Jacquie has started to pick up unconventional hobbies such as taking care of her sister’s hedgehog now that she’s home from college and relearning the guitar. Currently, she has been reading Virginia Woolf’s books such as Mrs. Dalloway. The most interesting takeaways from reading Mrs. Dalloway are the underlying feminist themes in the book, especially coming from a predominant feminist of the early 1900s. Jacquie also mentions how reading from a different period and culture is a “good overall activity that has kept [her] brain stimulated during the lockdown.”
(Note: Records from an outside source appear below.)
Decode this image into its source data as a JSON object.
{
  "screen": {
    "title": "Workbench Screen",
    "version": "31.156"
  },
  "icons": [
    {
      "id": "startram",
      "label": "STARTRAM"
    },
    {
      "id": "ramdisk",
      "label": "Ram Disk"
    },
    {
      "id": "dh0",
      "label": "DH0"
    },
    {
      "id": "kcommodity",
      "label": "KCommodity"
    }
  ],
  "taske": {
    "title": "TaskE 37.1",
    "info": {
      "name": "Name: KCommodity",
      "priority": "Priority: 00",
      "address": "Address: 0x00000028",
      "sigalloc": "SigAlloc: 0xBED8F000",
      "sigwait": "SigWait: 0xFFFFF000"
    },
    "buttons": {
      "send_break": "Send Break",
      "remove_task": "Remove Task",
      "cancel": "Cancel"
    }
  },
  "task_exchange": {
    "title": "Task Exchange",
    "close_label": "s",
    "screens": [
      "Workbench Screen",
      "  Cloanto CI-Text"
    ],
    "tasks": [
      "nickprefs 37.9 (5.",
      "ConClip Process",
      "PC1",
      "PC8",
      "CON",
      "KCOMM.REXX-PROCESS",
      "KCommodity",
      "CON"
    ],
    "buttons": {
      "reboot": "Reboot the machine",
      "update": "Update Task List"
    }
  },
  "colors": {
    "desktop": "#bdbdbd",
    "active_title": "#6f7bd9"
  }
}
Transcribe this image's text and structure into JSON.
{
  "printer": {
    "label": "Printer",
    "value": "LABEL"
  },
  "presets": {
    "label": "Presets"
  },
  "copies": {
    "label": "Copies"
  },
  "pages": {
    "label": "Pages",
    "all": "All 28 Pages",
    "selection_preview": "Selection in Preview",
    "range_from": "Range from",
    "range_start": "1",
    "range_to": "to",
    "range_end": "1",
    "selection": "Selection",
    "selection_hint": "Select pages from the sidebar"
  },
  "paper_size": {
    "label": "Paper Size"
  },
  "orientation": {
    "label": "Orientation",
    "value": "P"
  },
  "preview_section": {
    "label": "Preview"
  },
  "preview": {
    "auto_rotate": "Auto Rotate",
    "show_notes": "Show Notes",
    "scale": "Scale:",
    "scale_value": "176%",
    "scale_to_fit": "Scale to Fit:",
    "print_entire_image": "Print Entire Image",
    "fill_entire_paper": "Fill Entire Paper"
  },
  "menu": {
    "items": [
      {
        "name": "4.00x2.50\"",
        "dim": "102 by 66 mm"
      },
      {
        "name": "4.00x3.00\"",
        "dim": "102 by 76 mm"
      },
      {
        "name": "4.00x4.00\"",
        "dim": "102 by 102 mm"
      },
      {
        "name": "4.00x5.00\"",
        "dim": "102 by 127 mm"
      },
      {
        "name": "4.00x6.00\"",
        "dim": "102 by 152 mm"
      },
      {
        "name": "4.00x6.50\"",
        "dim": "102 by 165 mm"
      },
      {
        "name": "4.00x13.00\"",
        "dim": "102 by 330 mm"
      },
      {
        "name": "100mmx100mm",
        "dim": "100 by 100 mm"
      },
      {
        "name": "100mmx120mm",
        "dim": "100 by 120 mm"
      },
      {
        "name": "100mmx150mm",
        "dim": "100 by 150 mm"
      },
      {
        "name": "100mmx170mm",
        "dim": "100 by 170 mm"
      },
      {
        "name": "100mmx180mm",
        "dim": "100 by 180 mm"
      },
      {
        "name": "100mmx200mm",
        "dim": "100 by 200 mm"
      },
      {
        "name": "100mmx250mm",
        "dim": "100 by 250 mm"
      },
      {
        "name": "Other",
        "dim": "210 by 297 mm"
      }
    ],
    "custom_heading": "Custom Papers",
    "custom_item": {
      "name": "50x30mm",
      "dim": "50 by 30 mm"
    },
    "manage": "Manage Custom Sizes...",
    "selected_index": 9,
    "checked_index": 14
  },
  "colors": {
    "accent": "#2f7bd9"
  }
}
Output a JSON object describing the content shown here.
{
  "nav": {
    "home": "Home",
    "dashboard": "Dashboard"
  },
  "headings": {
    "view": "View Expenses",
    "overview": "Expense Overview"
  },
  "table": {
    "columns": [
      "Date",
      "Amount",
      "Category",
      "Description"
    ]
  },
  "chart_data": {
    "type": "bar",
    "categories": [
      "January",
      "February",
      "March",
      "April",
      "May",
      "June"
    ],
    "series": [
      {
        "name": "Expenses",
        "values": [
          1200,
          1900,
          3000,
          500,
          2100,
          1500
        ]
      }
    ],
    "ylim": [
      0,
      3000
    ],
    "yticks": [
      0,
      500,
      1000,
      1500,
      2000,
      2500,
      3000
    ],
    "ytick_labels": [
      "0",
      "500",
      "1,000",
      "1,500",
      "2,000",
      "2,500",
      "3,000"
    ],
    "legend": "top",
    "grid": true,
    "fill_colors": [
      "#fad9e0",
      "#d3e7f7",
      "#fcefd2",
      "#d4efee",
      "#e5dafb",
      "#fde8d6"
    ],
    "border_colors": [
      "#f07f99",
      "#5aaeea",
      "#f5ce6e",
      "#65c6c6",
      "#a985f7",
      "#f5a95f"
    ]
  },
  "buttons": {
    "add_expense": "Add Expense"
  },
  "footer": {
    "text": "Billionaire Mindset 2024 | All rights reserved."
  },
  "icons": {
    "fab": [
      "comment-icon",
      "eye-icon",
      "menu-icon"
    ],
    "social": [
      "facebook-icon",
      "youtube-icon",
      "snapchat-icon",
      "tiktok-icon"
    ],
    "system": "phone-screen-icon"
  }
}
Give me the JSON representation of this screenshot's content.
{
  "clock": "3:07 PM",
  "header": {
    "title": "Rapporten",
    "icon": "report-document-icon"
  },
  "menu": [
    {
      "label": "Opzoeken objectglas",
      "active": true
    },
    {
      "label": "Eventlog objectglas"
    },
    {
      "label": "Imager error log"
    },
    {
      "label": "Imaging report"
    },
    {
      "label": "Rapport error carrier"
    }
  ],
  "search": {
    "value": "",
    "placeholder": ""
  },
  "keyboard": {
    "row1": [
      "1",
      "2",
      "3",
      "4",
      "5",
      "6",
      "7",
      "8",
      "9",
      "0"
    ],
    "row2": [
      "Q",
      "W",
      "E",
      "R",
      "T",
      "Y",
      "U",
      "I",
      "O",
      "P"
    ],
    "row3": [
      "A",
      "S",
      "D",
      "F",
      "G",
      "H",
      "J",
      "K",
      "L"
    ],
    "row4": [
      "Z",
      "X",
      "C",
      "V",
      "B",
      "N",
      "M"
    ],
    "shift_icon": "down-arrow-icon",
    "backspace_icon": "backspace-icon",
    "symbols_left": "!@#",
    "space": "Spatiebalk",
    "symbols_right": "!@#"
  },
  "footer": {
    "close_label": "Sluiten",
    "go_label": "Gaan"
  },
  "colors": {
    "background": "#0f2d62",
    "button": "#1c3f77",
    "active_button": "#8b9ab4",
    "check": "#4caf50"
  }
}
Yenna has started watching Criminal Minds which has been very entertaining especially the dynamic relationships the characters have, her favorites being Hotch and Spencer Reid. Yenna states that “Hotch looks like an American version of Benedict Cumberbatch."
This month, Lydia Falardeau has started reading Jane Eyre by Charlotte Bronte and recommends the “easy to read classic” because of its “feminist values..that were considered “outrageous” for its time.